Friday, April 19, 2024

On-street parking after a surprise April 2021 snow in Cambridgeport. (Photo: Tyler Motes)

The end of parking-space minimums of any kind in Cambridge was enacted Monday by the City Council in an 8-1 vote, with members calling it the culmination of work they’d begun more than five years ago and the beginning of perhaps an equally big change: Residents and property owners will be able to rent the spaces they aren’t using.

Some councillors had long called for developers to be freed of zoning that demanded a certain number of parking spaces – for instance, one for each unit of housing – and the Envision Cambridge citywide planning report released in 2019 made the same suggestion. After a policy order from last term lapsed without action, the law that succeeded came from a motion by first-term councillor Burhan Azeem in February.

Substantive amendments from councillor Paul Toner were made Oct. 3; minor tweaks to zoning language came Monday and are expected to continue as needed by staff in Community Development.

“This is something that makes a lot of sense, giving people the flexibility that they need to build the amount of parking that they need,” Azeem said. “This will be an important technocratic fix, but it will not revolutionize our city overnight.” Still, he called Cambridge the first city in Massachusetts to eliminate all categories of parking minimums.

Somerville enacted a more limited law in December 2019 that ended requirements for off-street parking across much of the city, and Azeem said the results in Cambridge could be expected to mirror what happened there. “Things didn’t change very much,” he said. “The majority of construction still had parking because people think it’s a valuable commodity.”

Renting becomes an option

Being freed of having to include parking in a project could mean more space on which to build housing or lower the cost of renting or buying a home that lacks parking, advocates say. It can also add flexibility to repurpose a parking space that’s not being used, which has been cited as a way to make up for places where parking spaces are being replaced by bike lanes.

“Under rules with parking minimums, you can’t rent out that parking spot because [it] can only be used for that property,” Azeem said. Ending parking minimums “is necessary to get to the place where you could share parking that perhaps you’re not using, or if we see empty lots … they need to be able to loan it out to other folks.”

Other voices

Voting on the measure has been consistent since it worked its way through the Ordinance Committee: There has been one opponent in councillor Dennis Carlone, who said findings that parking spaces citywide are one-third to one-half used means that minimums should be cut by the same proportions. But to remove parking minimums completely in one step? “I think it’s absolutely wrong,” Carlone said before Monday’s final vote. The real problems were traffic and parking maximums, neither of which were addressed in this iteration of zoning reforms, he said.

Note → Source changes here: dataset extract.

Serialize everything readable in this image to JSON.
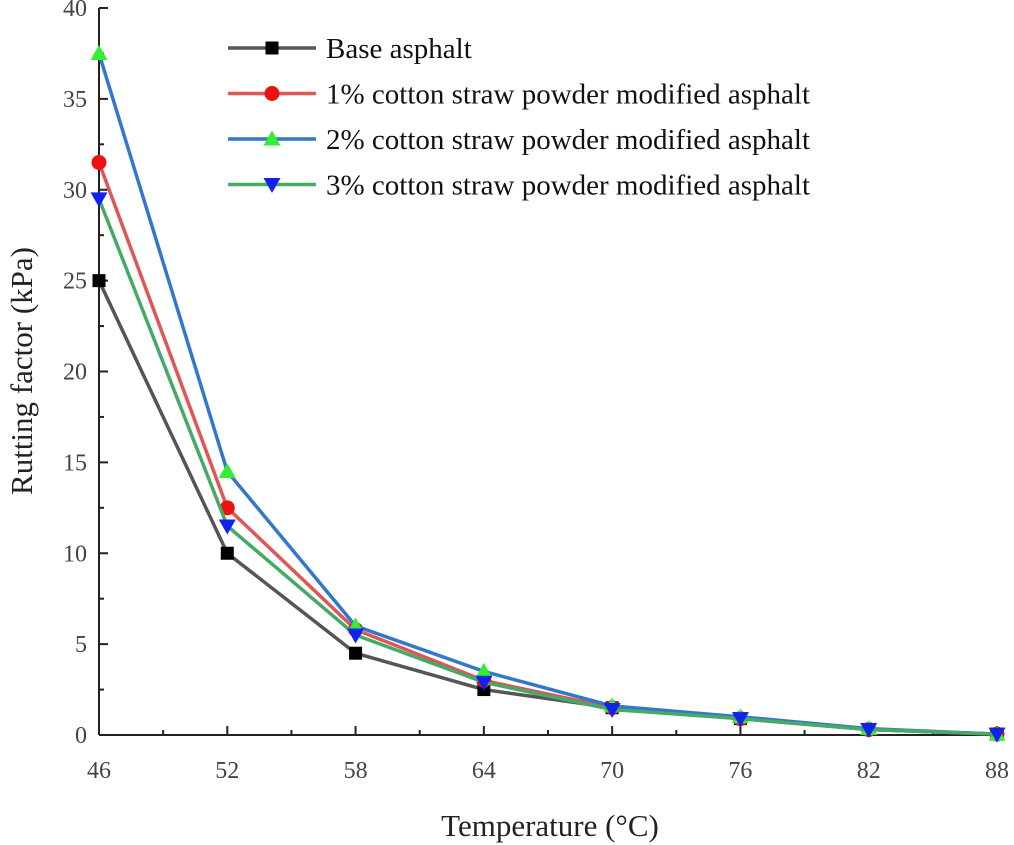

Carlone is not alone in worrying about the effects. North Cambridge resident Joyce Levine said during public comment that at her Massachusetts Avenue condo building, there are “always people looking to rent parking spaces” because they need a place for their car, and that a silent majority who don’t know what’s happening will be shocked once parking is removed. 

It was true she was in the minority during Monday’s public comment, though, as some 17 other speakers testified against minimums from their experiences in the city. Lorraine Thomas of Magazine Street in Cambridgeport said she lived with three other people for some seven years without any having a car, save for one roommate who drove for a couple of years. “Parking should be available for those who want and need it. But we also need to remember that our city demographics say that not everybody does want or need it,” Thomas said. “Making everybody pay for something only some people need is ridiculous and unfair.”

Challenges ahead

Councillor Patty Nolan acknowledged that opponents of ending parking minimums – something opposed by the Planning Board as well as by Carlone – are likely correct that some pain will result.

“There will be some greater challenge for some neighborhoods experiencing a lack of street parking. That is already the case in a lot of our city, and if more people have cars, there may be additional pressure,” Nolan said. “What we need to do is have fewer people who have cars, and the city is behind on its goal of reducing car ownership in the city.”

Supporters on the council said there was more work to do on providing transportation alternatives, and that just as critics were wrong to expect catastrophe, supporters shouldn’t expect to see dramatically lower housing prices. “It may make some minimal impact,” said Toner, whose amendments in early October paved the way for an assessment of the change’s impact in three years.

Councillor Marc McGovern, a co-sponsor of Azeem’s order with councillor Quinton Zondervan, reminded everyone Monday that “it’s not like we can’t change this in a few years if it turns out that it’s really problematic.”